In the end, BioLogos went for the coward’s solution, refusing to take a firm stand on whether Adam and Eve really existed. This, of course, was profoundly contradictory to their pro-science approach. In their desire to reconcile Darwin and Jesus, they watered down the Darwin and begin osculating the rump of Christians. That is the inevitable result when one tries to turn literalists toward science.
Then two of BioLogos’s important people resigned: Biblical scholar Pete Enns and Vice-President Karl Giberson, I suspect because of differences in how to approach those Darwin-unfriendly Christians. The housecleaning continued: President Darrel Falk resigned at the end of last year.
Two days ago a little mole told me that BioLogos was about to name a new president, so I asked Sigmund to watch the website and report back to us. And, with his usual diligence, he has. Ladies and gentlemen, the Big Announcement:
BioLogos announces a new President
The evolution of BioLogos towards becoming a purely religious apologetic organization continues with yesterday’s appointment of its new President.
Deborah Haarsma, a Professor of Physics & Astronomy at Calvin College in Grand Rapids, Michigan, replaces Darrel Falk, who stepped down at the end of 2012.
Haarsma is not a major name in the theistic evolution world, but her views, published in, ‘Origins: Christian Perspectives on Creation, Evolution, and Intelligent Design’, provide some clues as to why the current BioLogos board consider her appropriate. In that book, Haarsma and her co-author and husband Loren examine the question of whether science supports concordist (physical evidence supports the Biblical account) or non-concordist (physical evidence does not support the Biblical account) viewpoints. Haarsma comes down on the side of the non-concordists, with one notable exception: that of the thorny question of human origins. While content to use science to pull the plug on flood geology and dismiss the young-earth stories out of hand, the question of Adam and Eve remains the line in the sand across which she dares not cross.
A good overview of Haarsma’s position within the theistic evolution spectrum can be found in a series of clips she recorded for the Templeton-funded Test of Faith project in 2010. Those show that her views are very much in line with current BioLogos thinking.
In addition to Haarsma, BioLogos announced the appointment of Jeffrey Schloss—a Distinguished Professor and the T.B. Walker Chair of Biology at Westmont College in Santa Barbara, California—to the position of ‘Senior Scholar.’ Schloss, a former Senior Fellow of the Discovery Institute and one of the original signers of the ‘List of Intellectual Doubters of Darwinism’, has gradually changed his views on ‘Intelligent Design’ (ID) over the past two decades and is now firmly within the theistic evolution camp—or at least that part of it that BioLogos occupies.

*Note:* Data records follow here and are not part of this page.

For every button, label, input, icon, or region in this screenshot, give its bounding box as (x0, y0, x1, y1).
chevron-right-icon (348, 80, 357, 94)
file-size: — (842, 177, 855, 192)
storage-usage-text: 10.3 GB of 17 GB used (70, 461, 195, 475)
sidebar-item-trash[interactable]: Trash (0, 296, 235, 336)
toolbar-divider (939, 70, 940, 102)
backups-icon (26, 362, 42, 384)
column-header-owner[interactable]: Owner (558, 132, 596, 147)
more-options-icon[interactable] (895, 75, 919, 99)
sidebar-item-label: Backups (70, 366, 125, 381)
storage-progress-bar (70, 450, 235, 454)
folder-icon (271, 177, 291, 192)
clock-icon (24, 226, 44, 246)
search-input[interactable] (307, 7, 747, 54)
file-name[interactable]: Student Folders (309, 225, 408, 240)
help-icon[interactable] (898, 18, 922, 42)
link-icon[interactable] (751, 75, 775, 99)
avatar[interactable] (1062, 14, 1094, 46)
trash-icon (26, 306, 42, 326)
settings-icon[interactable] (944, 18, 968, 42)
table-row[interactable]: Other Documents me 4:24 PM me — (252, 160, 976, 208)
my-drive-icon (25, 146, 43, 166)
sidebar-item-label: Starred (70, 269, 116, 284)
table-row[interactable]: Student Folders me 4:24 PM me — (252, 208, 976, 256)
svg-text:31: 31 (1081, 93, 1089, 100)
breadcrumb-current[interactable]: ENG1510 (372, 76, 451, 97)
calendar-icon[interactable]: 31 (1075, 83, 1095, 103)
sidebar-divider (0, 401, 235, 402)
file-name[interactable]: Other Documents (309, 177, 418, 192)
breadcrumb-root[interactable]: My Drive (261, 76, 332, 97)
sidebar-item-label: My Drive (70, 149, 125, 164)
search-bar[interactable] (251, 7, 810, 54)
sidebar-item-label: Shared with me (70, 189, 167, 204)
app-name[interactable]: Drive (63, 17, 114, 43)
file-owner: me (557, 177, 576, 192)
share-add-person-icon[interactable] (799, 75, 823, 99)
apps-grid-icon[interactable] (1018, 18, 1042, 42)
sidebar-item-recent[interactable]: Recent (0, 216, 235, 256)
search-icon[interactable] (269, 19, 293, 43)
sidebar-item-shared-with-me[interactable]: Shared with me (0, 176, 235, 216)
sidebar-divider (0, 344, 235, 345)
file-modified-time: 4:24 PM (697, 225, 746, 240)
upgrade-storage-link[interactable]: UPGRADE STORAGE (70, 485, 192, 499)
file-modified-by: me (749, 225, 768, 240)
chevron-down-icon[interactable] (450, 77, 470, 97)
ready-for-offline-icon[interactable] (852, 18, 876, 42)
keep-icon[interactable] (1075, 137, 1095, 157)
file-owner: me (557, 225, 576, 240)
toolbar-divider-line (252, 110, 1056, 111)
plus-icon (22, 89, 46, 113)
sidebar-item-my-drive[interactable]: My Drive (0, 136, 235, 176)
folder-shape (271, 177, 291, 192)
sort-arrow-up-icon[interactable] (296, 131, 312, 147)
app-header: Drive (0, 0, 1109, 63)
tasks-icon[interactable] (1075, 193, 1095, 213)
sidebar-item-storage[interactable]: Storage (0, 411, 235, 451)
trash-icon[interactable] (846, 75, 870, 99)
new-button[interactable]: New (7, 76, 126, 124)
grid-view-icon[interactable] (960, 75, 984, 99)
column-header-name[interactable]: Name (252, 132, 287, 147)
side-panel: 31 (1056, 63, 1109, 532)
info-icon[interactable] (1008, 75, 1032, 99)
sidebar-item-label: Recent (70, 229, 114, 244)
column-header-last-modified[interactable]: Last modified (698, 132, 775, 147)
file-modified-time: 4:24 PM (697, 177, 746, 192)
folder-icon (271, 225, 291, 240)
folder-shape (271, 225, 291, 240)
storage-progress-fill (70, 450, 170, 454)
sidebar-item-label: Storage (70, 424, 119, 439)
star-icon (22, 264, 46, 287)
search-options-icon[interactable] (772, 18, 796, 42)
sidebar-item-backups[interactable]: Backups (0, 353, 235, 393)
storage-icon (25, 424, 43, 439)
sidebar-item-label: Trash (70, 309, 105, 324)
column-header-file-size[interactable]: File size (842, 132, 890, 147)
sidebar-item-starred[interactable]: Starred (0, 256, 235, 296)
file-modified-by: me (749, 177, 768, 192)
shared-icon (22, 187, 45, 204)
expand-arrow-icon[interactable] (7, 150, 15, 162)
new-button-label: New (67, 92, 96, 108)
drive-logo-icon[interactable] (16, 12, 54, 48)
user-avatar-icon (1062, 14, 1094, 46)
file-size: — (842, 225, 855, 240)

It is somewhat ironic that Schloss’s move away from Intelligent Design has occurred as BioLogos itself nestles ever closer to the standard ID viewpoint. At the very least, through its failure to take a firm position on the scientific evidence that precludes the notion of modern humans having but a single pair of common ancestors, BioLogos fails to provide a robust challenge to ID’s current stranglehold over evangelical thinking. And that very challenge is why Francis Collins founded the organization in 2007.